Но в чем был прав Эрайя? — задавался вопросом Эбнер. И каким образом Лютер в этом убедился? В записях не содержалось никаких признаков того, что они продолжали вести между собой переписку, или что Эрайя вздумал было написать чудаковатому Лютеру без какой-либо просьбы со стороны последнего. Вслед за этим следовал ряд записей, к которым было приклеено несколько газетных вырезок. Все они казались не связанными между собой, однако на основании их Эбнер заключил, что между этими записями и предыдущими прошло не меньше года. Более того, характер последовавших затем записей показался ему наиболее обескураживающим, а временной интервал составлял, скорее всего, около двух лет.

В. объявился снова .

Но если Лютер и Сара были единственными, кто проживал в доме, кем же был этот загадочный Р.? А может, к ним в гости пожаловал Ральса Марш? В этом Эбнер сильно сомневался, поскольку ничто не указывало на то, что Ральса Марш питал какую-то привязанность к своей дальней родственнице, да и потом, будь это так, он бы домогался ее и раньше.

Следующая запись казалась совершенно неуместной:

Две черепахи, одна собака, останки сурка. У Бишопа: две коровы обнаружены у реки в дальнем конце пастбища.

Чуть ниже Лютер вписал следующие фразы:

К концу месяца общий итог: 17 коров и 6 овец. Зловещие перемены; размер пропорционален кол-ву пищи. Затих. Смущают разговоры, которые ведутся в округе.

Могло ли 3. означать Зэбулон Эбнер был склонен думать, что это так. Совершенно очевидно, что Зэбулон и в самом деле приезжал зря, поскольку толком ничего не сказал, а только делал какие-то смутные намеки по поводу ситуации, сложившейся в доме после того, как тетю Сари заперли в комнате над мельницей. Таким образом получалось, что обо всем происходившем в те годы Зэбулон знал даже меньше того, что понял Эбнер, ознакомившись с записями Лютера. Но он был в курсе того, что дед ведет эти записи, а следовательно Лютер наверняка сказал ему, что установил некоторые факты.

Все эти короткие пометки очень походили на некие краткие тезисы для последующих и более подробных записей; расшифровать их можно было лишь человеку, который имел к ним ключ, и ключ этот заключался в том знании общей ситуации, которым располагал сам Лютер Уотелей. Однако в последующих записях старика отчетливо прослеживалась явная поспешность.

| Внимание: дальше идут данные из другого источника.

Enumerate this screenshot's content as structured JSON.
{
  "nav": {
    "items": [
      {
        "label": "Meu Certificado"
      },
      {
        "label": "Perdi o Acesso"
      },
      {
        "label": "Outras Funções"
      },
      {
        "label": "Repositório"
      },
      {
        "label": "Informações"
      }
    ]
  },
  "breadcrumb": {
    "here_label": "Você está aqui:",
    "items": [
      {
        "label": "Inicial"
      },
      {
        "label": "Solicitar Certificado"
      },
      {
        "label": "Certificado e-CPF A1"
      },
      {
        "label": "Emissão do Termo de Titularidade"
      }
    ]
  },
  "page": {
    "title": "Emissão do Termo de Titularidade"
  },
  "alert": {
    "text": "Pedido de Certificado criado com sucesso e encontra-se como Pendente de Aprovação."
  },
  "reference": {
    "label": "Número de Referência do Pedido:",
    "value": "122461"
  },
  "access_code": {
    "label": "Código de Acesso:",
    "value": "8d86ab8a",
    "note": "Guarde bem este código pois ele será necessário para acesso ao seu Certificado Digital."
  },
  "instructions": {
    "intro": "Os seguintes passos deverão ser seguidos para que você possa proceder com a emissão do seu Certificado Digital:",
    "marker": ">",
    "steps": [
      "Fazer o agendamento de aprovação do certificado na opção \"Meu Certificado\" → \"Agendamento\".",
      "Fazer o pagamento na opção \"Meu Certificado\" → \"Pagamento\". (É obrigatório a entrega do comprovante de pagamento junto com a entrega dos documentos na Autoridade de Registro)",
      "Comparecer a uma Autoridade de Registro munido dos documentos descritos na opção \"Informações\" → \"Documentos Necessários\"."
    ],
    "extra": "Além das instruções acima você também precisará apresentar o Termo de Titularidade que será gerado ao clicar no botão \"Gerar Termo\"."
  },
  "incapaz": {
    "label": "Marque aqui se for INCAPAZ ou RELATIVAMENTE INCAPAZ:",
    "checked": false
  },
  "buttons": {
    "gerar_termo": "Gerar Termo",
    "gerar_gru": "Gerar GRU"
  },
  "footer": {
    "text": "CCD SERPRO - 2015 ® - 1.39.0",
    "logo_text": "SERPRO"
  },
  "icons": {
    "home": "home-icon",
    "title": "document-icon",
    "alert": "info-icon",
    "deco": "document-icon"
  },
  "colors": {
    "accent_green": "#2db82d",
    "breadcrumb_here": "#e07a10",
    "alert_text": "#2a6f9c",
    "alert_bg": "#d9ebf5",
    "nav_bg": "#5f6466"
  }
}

Исчезла Ада Уилкерсон. Следы борьбы. В Данвиче очень неспокойно. Джон Сойер погрозил мне кулаком — правда, с противоположной стороны улицы, где я не мог его достать.

Понедельник. На сей раз Ховард Уилли, Нашли один башмак, а в нем его ногами

Записи подходили к концу. К сожалению, некоторые страницы были вырваны — отдельные с явной злостью, резко, — однако оставалось совершенно непонятным, зачем кому-то понадобилось столь непочтительным образом обходиться с записями деда. Скорее всего, сделал это он сам. Возможно, подумал Эбнер, Лютер почувствовал, что и так рассказал слишком много, а потому решил уничтожить любые свидетельства, которые могли бы навести будущего читателя на реальный след всего того, что было связано с пожизненным заточением тети Сари. Что ж, по крайней мере в этом он вполне преуспел.

Следующая запись вновь касалась таинственного Р.:

Наконец-то вернулся Р.

Затем:

Заколотил гвоздями окна комнаты Сары.

И наконец:

Коль скоро он сбросил вес, его надо держать на строгой диете, чтобы сохранять поддающийся контролю размер.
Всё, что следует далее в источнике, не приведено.